No lo tienen fácil los cocineros que deciden abrir un restaurante, ahora que el fantasma de la crisis cada vez es menos etéreo y más de carne y hueso. Decía Ferran Adrià durante el reciente congreso BCN Vanguardia que si antes parecía que la gestión no iba con los cocineros, lo cierto es que hoy éstos deben dedicar a los números tanto tiempo como a los platos. “Porque la cocina es muy bonita pero al cliente le importa un pepino lo que cuesta, y un restaurante de alta gastronomía no baja de los dos millones de euros”. Adrià animaba a los jóvenes asistentes al certamen a no obsesionarse con la alta cocina. Y ponía el ejemplo de su propio hermano, Albert, que trabaja tan feliz en El Bulli como  en Inopia, su bar de tapas.
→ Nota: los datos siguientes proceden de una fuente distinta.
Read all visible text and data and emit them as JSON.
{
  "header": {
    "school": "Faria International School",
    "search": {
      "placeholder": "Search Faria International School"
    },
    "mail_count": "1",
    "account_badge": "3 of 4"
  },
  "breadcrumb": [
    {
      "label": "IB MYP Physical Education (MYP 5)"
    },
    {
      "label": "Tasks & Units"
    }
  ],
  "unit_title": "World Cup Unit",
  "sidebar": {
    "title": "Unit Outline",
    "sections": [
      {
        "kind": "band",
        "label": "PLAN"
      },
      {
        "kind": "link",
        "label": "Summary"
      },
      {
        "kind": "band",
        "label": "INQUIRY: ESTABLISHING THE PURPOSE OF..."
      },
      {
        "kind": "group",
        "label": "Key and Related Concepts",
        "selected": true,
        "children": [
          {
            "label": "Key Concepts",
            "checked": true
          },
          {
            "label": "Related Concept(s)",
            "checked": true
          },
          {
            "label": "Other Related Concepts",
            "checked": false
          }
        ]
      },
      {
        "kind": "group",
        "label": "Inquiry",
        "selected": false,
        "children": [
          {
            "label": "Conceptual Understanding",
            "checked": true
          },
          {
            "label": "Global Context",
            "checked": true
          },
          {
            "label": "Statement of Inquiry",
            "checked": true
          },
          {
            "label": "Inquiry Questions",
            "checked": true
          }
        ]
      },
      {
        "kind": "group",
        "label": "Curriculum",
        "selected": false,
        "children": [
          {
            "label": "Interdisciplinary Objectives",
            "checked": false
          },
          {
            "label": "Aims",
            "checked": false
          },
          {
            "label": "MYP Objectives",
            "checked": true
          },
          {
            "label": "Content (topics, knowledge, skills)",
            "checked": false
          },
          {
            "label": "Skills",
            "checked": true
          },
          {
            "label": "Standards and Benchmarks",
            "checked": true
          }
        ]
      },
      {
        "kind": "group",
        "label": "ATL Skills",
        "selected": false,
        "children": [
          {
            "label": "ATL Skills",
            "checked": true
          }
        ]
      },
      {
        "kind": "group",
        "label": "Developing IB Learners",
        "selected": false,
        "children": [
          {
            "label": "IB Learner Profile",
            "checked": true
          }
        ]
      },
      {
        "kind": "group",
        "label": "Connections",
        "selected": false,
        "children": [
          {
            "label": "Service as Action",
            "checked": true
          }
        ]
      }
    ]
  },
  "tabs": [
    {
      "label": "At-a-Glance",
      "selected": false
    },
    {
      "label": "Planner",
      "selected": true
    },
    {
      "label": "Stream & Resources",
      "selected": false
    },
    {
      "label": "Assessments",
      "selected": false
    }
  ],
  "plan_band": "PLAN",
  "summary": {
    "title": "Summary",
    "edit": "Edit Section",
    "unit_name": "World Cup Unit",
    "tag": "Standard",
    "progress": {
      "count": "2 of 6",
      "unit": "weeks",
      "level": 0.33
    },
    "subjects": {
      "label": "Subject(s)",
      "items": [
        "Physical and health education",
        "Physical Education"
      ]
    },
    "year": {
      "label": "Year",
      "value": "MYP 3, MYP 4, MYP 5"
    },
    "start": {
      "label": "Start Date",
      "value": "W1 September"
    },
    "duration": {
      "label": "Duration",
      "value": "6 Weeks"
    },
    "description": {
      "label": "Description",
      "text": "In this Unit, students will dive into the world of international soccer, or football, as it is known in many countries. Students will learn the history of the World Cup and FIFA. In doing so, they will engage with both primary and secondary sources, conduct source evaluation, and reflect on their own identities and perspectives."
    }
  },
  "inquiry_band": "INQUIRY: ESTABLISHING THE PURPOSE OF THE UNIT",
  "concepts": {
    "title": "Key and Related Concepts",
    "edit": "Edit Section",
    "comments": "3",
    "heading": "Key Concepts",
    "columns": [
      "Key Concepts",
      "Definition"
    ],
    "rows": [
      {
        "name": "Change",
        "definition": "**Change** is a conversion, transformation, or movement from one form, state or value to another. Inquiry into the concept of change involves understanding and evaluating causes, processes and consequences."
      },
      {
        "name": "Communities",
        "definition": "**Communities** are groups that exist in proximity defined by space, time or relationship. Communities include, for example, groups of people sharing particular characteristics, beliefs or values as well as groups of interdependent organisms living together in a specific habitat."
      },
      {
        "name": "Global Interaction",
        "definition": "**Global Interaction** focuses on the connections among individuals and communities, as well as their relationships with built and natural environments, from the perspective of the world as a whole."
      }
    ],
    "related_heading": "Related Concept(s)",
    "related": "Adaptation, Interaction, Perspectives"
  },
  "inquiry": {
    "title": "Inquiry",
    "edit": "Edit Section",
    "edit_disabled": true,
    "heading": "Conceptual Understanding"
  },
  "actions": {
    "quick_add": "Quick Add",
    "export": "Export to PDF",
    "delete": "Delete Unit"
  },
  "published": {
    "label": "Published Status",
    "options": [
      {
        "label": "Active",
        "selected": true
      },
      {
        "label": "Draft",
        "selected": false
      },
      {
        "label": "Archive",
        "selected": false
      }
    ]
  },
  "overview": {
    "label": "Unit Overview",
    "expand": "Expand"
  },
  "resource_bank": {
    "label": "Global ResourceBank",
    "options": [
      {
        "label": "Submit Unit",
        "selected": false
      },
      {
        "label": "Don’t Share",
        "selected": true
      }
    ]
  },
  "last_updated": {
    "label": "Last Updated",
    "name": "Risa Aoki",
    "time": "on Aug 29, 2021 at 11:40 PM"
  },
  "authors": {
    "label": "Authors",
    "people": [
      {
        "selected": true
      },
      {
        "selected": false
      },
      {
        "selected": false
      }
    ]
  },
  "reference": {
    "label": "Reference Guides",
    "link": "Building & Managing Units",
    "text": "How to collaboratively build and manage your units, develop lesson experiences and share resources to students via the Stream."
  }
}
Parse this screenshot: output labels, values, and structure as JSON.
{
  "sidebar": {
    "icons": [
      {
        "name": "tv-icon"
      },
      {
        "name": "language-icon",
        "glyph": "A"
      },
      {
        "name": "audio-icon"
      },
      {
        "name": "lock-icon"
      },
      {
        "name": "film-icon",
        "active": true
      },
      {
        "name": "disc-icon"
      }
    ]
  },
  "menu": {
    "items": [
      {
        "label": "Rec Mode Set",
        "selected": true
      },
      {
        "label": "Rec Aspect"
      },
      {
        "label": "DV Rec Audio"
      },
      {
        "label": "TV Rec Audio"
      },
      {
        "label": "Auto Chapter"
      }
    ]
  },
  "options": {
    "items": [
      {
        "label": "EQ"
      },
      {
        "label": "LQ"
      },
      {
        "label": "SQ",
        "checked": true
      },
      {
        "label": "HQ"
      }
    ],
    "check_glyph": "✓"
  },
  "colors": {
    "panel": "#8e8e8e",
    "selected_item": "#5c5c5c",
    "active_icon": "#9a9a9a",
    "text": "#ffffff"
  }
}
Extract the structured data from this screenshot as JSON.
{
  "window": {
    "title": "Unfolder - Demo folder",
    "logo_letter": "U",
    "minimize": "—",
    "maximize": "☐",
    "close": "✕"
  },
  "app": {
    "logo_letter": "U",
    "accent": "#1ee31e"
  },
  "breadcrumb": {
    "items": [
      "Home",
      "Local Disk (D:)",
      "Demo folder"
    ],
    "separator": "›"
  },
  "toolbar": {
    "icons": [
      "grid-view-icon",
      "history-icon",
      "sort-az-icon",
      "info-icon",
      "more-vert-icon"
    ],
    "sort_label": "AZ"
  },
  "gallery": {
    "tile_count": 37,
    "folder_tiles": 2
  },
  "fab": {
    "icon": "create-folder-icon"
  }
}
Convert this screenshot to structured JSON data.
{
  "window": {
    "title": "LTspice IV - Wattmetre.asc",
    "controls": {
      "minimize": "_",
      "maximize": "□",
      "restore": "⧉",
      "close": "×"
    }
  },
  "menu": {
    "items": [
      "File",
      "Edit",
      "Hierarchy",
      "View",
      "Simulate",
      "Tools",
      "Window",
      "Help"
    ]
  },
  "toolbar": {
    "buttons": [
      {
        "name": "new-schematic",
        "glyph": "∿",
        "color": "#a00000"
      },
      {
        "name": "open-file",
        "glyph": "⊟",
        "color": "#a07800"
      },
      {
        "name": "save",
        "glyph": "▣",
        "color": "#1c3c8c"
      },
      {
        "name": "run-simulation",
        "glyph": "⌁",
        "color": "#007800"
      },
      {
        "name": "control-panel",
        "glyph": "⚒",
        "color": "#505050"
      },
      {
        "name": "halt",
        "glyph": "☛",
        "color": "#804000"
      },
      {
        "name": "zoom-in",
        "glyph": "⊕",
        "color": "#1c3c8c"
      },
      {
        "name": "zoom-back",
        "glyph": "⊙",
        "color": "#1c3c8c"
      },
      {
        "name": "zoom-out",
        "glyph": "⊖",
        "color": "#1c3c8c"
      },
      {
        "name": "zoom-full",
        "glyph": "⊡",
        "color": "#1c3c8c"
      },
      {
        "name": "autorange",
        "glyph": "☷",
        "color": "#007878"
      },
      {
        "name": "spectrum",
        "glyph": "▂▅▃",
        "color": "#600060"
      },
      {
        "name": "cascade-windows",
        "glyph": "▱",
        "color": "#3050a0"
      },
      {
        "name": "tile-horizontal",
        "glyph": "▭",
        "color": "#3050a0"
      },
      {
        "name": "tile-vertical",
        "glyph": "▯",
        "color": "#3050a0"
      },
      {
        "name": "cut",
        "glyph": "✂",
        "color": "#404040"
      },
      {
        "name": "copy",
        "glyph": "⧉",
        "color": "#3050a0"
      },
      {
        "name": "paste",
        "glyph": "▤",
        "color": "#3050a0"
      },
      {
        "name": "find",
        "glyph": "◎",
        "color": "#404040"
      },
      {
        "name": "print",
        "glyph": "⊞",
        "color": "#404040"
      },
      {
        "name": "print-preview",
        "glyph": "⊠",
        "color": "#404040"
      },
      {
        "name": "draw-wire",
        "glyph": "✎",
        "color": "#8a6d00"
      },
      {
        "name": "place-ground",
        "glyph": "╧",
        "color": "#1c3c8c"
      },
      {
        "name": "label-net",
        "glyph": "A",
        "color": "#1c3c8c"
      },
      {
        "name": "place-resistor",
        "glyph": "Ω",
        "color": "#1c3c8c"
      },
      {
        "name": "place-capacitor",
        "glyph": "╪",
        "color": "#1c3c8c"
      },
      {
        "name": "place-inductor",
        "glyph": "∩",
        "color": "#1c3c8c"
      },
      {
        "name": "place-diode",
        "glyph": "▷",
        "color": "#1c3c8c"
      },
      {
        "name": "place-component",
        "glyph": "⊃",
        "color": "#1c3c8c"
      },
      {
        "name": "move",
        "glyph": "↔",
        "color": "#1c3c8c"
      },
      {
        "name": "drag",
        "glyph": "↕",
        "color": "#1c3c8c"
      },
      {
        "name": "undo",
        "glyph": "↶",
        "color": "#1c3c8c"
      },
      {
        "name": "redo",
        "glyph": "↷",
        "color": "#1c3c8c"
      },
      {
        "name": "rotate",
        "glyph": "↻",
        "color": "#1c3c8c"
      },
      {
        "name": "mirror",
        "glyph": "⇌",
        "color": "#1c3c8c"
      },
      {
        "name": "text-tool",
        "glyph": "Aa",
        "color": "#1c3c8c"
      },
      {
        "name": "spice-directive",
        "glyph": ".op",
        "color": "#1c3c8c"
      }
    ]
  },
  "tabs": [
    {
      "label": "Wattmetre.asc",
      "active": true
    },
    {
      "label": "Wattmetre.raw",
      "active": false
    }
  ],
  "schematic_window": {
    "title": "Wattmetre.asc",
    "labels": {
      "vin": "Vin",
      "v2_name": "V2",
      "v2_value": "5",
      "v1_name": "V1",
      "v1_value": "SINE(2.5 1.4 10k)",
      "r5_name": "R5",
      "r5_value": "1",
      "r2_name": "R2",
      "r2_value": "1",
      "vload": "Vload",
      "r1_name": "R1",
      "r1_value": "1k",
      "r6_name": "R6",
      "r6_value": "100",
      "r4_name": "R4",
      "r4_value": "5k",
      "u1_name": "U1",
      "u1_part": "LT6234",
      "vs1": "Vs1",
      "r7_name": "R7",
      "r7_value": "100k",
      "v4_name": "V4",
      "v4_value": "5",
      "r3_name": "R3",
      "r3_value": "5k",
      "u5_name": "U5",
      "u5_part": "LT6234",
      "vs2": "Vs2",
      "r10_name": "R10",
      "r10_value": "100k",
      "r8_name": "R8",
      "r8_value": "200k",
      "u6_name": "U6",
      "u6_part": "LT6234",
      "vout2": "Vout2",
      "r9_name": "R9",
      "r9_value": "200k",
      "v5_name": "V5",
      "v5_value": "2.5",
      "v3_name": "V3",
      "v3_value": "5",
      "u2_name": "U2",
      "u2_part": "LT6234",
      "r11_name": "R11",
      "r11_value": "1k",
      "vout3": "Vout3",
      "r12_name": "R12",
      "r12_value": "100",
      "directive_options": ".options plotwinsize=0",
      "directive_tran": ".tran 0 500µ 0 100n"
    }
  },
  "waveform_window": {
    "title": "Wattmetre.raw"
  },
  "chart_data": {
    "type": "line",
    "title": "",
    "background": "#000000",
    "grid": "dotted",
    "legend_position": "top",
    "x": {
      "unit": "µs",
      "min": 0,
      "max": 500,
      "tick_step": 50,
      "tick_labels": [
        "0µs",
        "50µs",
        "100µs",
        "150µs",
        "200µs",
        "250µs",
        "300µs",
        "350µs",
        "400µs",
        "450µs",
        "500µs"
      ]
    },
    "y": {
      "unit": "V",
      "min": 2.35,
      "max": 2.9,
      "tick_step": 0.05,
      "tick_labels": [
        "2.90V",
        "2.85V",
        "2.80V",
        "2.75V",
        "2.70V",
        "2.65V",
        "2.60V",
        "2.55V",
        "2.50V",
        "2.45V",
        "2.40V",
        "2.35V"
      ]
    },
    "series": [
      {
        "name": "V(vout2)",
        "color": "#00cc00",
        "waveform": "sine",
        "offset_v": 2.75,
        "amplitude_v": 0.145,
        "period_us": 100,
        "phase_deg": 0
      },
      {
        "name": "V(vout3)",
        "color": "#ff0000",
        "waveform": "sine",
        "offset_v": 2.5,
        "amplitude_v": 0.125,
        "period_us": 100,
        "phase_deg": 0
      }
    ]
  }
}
Últimamente gana adeptos la fórmula inteligente y sensata de los “bistronomics” y es momento de que surjan nuevas ofertas gastronómicas y métodos varios para a atraer a la clientela. Yo misma escribía en este blog sobre los “outlets” en los que se sirven platos de temporadas pasadas a precios asequibles. Ahora hay incluso quien presenta una nueva tarjeta con descuento para los restaurantes de un mismo grupo. No es extraño que algunos cocineros consagrados abran segundos negocios más en la vía de la fonda que del restaurante carísimo, ni que aparezcan nuevos establecimientos de cocina popular actualizada: Pau Arenós, buen captador de tendencias e inventor nato de neologismos, ya ha anunciado que vienen los neopopulares…

En cualquier caso, también es admirable que los cocineros que optan por otras vías no se dejen amedrentar ni por la crisis ni por la crítica inmisericorde. Es un placer pasar un par de días en Madrid para conocer a alguien como David Muñoz, que no tuvo reparos en vender su casa y llevarse una cama hinchable al restaurante para alojarse allí y poder poner en marcha su proyecto de una cocina elaboradísima, sorprendente y sabrosa (cuánta razón tenía Xavier Agulló en su artículo: ¡me entusiasmó DiverXO!). O ver a Sergi Arola entusiasmado con su propio restaurante, Sergi Arola Gastro. Este cocinero, que ha dejado en La broche sus dos estrellas Michelin, cree que la época dorada de la cocina en los hoteles está llegando a su fin, porque con la crisis, lo primero que harán las grandes cadenas es prescindir de sus restaurantes gastronómicos. Está convencido de que, por lo menos a él, le ha llegado la hora de buscarse la vida.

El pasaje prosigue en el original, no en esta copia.